The drugs, which raise good cholesterol and help lower bad cholesterol and blood fats, can be of benefit to some adults age 40 to 75 who are at increased risk of developing cardiovascular disease, according to a finding released Sunday by the U.S. Preventive Services Task Force.
The task force, which describes itself as “an independent, volunteer panel of national experts,” says the drugs would be of most benefit to those who are at a 10 percent or greater risk of developing cardiovascular disease over a 10-year period, and who have a risk factor for cardiovascular disease. Conditions that put a person at risk include hypertension, diabetes, high cholesterol and smoking. This recommendation is rated a “B”, which means that it comes with a “high certainty that the net benefit is moderate,” or that there is “moderate certainty that the net benefit is moderate to substantial.”

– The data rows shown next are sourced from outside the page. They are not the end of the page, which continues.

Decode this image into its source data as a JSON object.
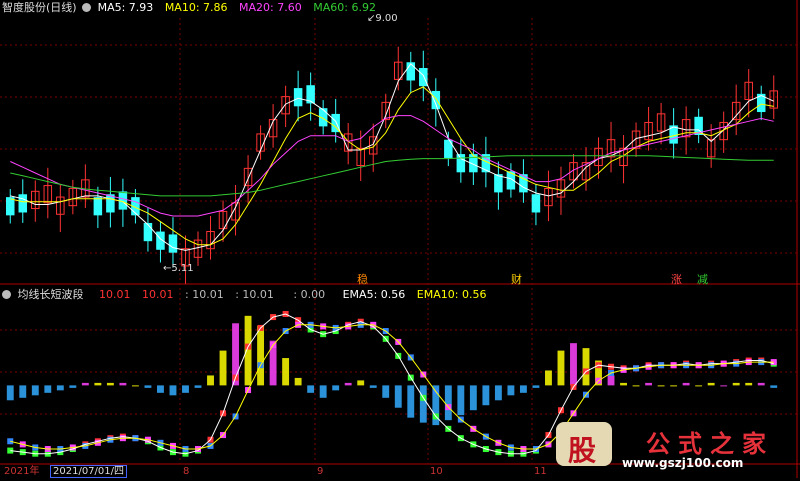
{
  "top_panel": {
    "title": "智度股份(日线)",
    "ma_labels": [
      {
        "text": "MA5: 7.93",
        "color": "#ffffff"
      },
      {
        "text": "MA10: 7.86",
        "color": "#ffff00"
      },
      {
        "text": "MA20: 7.60",
        "color": "#ff44ff"
      },
      {
        "text": "MA60: 6.92",
        "color": "#33cc33"
      }
    ],
    "high_label": "9.00",
    "low_label": "5.11",
    "events": [
      {
        "text": "稳",
        "color": "#ff8800"
      },
      {
        "text": "财",
        "color": "#ffd000"
      },
      {
        "text": "涨",
        "color": "#ff4444"
      },
      {
        "text": "减",
        "color": "#33cc33"
      }
    ]
  },
  "bottom_panel": {
    "title": "均线长短波段",
    "values": [
      {
        "text": "10.01",
        "color": "#ff3333"
      },
      {
        "text": "10.01",
        "color": "#ff3333"
      },
      {
        "text": ": 10.01",
        "color": "#bbbbbb"
      },
      {
        "text": ": 10.01",
        "color": "#bbbbbb"
      },
      {
        "text": ": 0.00",
        "color": "#bbbbbb"
      },
      {
        "text": "EMA5: 0.56",
        "color": "#ffffff"
      },
      {
        "text": "EMA10: 0.56",
        "color": "#ffff00"
      }
    ]
  },
  "x_axis": {
    "labels": [
      "2021年",
      "2021/07/01/四",
      "8",
      "9",
      "10",
      "11"
    ]
  },
  "logo": {
    "badge": "股",
    "name": "公式之家",
    "url": "www.gszj100.com"
  },
  "colors": {
    "up": "#ff3333",
    "down": "#33ffff",
    "ma5": "#ffffff",
    "ma10": "#ffff00",
    "ma20": "#ff44ff",
    "ma60": "#33cc33",
    "grid": "#7a0000"
  },
  "chart_data": {
    "type": "candlestick",
    "panels": [
      {
        "name": "price",
        "title": "智度股份(日线)",
        "ylim": [
          4.8,
          9.4
        ],
        "annotations": [
          "9.00",
          "5.11"
        ],
        "series": [
          {
            "name": "MA5",
            "last": 7.93,
            "values": [
              6.3,
              6.25,
              6.15,
              6.15,
              6.2,
              6.25,
              6.3,
              6.3,
              6.25,
              6.2,
              6.0,
              5.8,
              5.55,
              5.4,
              5.35,
              5.4,
              5.45,
              5.7,
              6.1,
              6.6,
              7.1,
              7.6,
              7.9,
              8.0,
              7.95,
              7.8,
              7.6,
              7.1,
              7.1,
              7.2,
              7.7,
              8.3,
              8.6,
              8.4,
              7.9,
              7.3,
              6.95,
              6.85,
              6.75,
              6.65,
              6.6,
              6.45,
              6.35,
              6.3,
              6.35,
              6.55,
              6.8,
              6.95,
              7.0,
              7.1,
              7.3,
              7.35,
              7.4,
              7.5,
              7.45,
              7.45,
              7.25,
              7.45,
              7.7,
              7.95,
              8.05,
              7.95
            ]
          },
          {
            "name": "MA10",
            "last": 7.86,
            "values": [
              6.25,
              6.2,
              6.2,
              6.2,
              6.2,
              6.25,
              6.25,
              6.25,
              6.25,
              6.2,
              6.1,
              6.0,
              5.85,
              5.7,
              5.55,
              5.45,
              5.45,
              5.55,
              5.8,
              6.15,
              6.5,
              6.9,
              7.3,
              7.65,
              7.75,
              7.65,
              7.5,
              7.25,
              7.1,
              7.15,
              7.4,
              7.8,
              8.1,
              8.2,
              8.0,
              7.65,
              7.3,
              7.0,
              6.9,
              6.8,
              6.7,
              6.6,
              6.5,
              6.45,
              6.4,
              6.4,
              6.55,
              6.7,
              6.9,
              7.0,
              7.15,
              7.25,
              7.3,
              7.35,
              7.4,
              7.4,
              7.35,
              7.45,
              7.55,
              7.75,
              7.9,
              7.86
            ]
          },
          {
            "name": "MA20",
            "last": 7.6,
            "values": [
              6.9,
              6.8,
              6.7,
              6.6,
              6.5,
              6.45,
              6.4,
              6.35,
              6.3,
              6.25,
              6.2,
              6.1,
              6.0,
              5.95,
              5.95,
              5.95,
              6.0,
              6.05,
              6.2,
              6.4,
              6.6,
              6.85,
              7.05,
              7.25,
              7.35,
              7.35,
              7.35,
              7.25,
              7.3,
              7.5,
              7.65,
              7.7,
              7.7,
              7.6,
              7.45,
              7.3,
              7.2,
              7.1,
              6.95,
              6.85,
              6.75,
              6.65,
              6.55,
              6.55,
              6.6,
              6.75,
              6.85,
              6.95,
              7.05,
              7.1,
              7.15,
              7.2,
              7.25,
              7.3,
              7.35,
              7.4,
              7.45,
              7.5,
              7.55,
              7.6,
              7.65,
              7.6
            ]
          },
          {
            "name": "MA60",
            "last": 6.92,
            "values": [
              6.7,
              6.65,
              6.6,
              6.55,
              6.5,
              6.45,
              6.42,
              6.4,
              6.38,
              6.36,
              6.34,
              6.32,
              6.3,
              6.3,
              6.3,
              6.3,
              6.3,
              6.32,
              6.34,
              6.36,
              6.4,
              6.45,
              6.5,
              6.55,
              6.6,
              6.65,
              6.7,
              6.75,
              6.8,
              6.85,
              6.9,
              6.92,
              6.94,
              6.95,
              6.95,
              6.95,
              6.96,
              6.97,
              6.98,
              6.99,
              7.0,
              7.0,
              7.0,
              7.0,
              7.0,
              7.0,
              7.0,
              7.0,
              7.0,
              7.0,
              7.0,
              7.0,
              6.99,
              6.98,
              6.97,
              6.96,
              6.95,
              6.94,
              6.93,
              6.92,
              6.92,
              6.92
            ]
          }
        ]
      },
      {
        "name": "band",
        "title": "均线长短波段",
        "ylim": [
          0,
          10.5
        ],
        "series": [
          {
            "name": "EMA5",
            "last": 0.56,
            "values": [
              0.8,
              0.7,
              0.6,
              0.6,
              0.7,
              0.9,
              1.2,
              1.4,
              1.6,
              1.7,
              1.6,
              1.4,
              1.0,
              0.7,
              0.6,
              0.8,
              1.5,
              3.2,
              5.5,
              7.5,
              8.7,
              9.4,
              9.6,
              9.2,
              8.6,
              8.3,
              8.5,
              8.9,
              9.1,
              8.8,
              8.0,
              6.9,
              5.5,
              4.2,
              3.0,
              2.2,
              1.6,
              1.2,
              0.9,
              0.7,
              0.6,
              0.6,
              0.8,
              1.8,
              3.4,
              4.9,
              5.9,
              6.3,
              6.2,
              6.1,
              6.1,
              6.3,
              6.3,
              6.3,
              6.4,
              6.3,
              6.4,
              6.4,
              6.5,
              6.6,
              6.6,
              6.4
            ]
          },
          {
            "name": "EMA10",
            "last": 0.56,
            "values": [
              1.4,
              1.2,
              1.0,
              0.9,
              0.9,
              1.0,
              1.1,
              1.3,
              1.5,
              1.6,
              1.6,
              1.5,
              1.3,
              1.1,
              0.9,
              0.9,
              1.1,
              1.8,
              3.0,
              4.7,
              6.3,
              7.6,
              8.5,
              8.9,
              8.9,
              8.8,
              8.7,
              8.8,
              8.9,
              8.9,
              8.5,
              7.8,
              6.8,
              5.7,
              4.6,
              3.6,
              2.8,
              2.2,
              1.7,
              1.3,
              1.0,
              0.9,
              0.9,
              1.2,
              2.0,
              3.2,
              4.4,
              5.3,
              5.8,
              6.0,
              6.1,
              6.2,
              6.3,
              6.3,
              6.3,
              6.3,
              6.3,
              6.4,
              6.4,
              6.5,
              6.5,
              6.5
            ]
          }
        ]
      }
    ],
    "xlabels": [
      "2021年",
      "2021/07/01/四",
      "8",
      "9",
      "10",
      "11"
    ]
  }
}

The report further states that there may be some benefit for statin use by people in the same age group who are at a slightly lesser risk factor (7.5 to 10 percent) for developing the disease over a 10-year period. That recommendation received a "C" rating, which means that doctors may want to "offer or provide this service for selected patients depending on individual circumstances."
There was insufficient evidence regarding the efficacy of statin use in individuals 76 and older who have no history of cardiovascular disease.